Dick Todd. Singer (baritone), b Montreal 4 Aug 1914, d ? He sang at 17 with George Sims' dance band at Belmont Park in Montreal and was subsequently heard on local and national (CBC) radio, the latter with the orchestras of Allan McIver and Lucio Agostini. He moved to New York in 1938. During his heyday, ca 1938-42, Todd was heard on US radio with the Larry Clinton and Artie Shaw orchestras, starred in several variety series - eg, NBC's 'Lower Basin Street,' 'Avalon Time,' and 'Show Boat' - and recorded extensively for Bluebird.

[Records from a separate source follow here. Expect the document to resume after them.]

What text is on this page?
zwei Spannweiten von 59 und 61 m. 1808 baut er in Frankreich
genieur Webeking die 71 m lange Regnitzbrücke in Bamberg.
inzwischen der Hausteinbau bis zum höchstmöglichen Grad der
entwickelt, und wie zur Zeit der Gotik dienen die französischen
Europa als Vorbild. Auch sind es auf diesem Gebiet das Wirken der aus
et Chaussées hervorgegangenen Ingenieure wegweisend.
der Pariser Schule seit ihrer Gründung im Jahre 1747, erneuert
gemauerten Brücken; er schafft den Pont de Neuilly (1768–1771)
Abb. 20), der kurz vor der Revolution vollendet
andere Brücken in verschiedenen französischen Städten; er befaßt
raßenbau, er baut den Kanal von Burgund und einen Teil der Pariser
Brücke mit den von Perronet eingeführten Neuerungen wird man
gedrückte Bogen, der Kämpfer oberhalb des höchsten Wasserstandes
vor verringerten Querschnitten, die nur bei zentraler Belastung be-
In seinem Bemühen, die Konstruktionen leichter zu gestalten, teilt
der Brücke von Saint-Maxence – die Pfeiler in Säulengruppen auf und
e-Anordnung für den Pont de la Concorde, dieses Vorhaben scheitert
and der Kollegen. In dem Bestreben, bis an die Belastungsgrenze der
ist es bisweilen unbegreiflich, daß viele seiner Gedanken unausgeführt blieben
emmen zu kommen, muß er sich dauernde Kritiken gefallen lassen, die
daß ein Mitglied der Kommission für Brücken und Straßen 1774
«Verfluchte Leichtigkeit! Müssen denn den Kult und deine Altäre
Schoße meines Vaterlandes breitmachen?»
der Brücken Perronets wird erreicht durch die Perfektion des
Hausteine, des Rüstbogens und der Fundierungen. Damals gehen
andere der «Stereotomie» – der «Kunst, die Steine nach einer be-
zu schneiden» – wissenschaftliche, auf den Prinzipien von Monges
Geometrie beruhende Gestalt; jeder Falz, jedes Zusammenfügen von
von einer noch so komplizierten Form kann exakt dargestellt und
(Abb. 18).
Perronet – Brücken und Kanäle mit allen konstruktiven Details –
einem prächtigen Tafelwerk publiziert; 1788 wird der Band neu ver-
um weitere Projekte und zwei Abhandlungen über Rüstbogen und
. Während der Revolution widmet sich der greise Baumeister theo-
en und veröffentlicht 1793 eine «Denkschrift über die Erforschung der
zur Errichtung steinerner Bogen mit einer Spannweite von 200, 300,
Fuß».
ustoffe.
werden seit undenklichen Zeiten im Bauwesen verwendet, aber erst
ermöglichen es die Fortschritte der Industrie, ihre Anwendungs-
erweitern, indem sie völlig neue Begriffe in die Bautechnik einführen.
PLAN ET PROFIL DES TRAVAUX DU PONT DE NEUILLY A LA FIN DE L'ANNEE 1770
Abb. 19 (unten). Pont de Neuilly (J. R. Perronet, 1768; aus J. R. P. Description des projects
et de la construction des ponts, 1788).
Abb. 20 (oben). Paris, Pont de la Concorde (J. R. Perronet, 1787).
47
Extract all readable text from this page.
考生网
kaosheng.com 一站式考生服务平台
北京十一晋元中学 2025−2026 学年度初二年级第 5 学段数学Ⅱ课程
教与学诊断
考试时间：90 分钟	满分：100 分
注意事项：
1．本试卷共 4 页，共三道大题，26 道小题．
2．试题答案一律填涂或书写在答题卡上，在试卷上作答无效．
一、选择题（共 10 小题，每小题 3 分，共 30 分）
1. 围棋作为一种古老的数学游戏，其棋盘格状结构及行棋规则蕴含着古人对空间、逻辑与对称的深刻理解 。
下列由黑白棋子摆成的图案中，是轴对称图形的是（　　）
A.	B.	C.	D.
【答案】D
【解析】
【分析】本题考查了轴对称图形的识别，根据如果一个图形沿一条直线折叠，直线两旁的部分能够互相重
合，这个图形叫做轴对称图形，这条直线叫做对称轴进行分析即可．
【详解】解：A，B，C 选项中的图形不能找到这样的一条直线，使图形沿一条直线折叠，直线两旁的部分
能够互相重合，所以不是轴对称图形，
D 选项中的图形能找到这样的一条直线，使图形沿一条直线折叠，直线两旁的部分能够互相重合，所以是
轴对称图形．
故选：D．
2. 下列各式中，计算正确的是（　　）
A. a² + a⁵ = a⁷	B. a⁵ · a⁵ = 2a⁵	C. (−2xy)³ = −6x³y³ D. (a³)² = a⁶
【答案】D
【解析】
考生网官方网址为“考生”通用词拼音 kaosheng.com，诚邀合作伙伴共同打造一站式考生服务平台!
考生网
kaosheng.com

A husky crooner with a relaxed vocal manner, he was often called the Canadian Crosby and was the subject of the Tommy Dorsey-Bing Crosby 'I wonder where Dick Todd is tonight?' radio comedy-routine. Todd entertained US troops during World War II, sang 1945-6 on CBS radio's 'Your Hit Parade,' then turned to nightclub work that took him on occasion back to Montreal and to Toronto. His career waning, he travelled after 1955 as a circus 'roustabout' and worked in New York as a stagehand, but continued to record sporadically for Decca until 1967. Details of his life after the mid-1970s are not known. Todd, who drank heavily and latterly suffered from severe arthritis, is thought to have become a derelict.
More than 200 of his recordings are listed in Sheldon O'Connell's biography Dick Todd: King of the Jukebox (Providence, RI, 1987). One of Todd's biggest hits, 'Blue Orchids,' was taken as the title of a double-album reissue (2-Bluebird AMX2-5509) in 1975. 'Deep Purple' and 'Daddy's Little Girl' were also songs associated with the singer.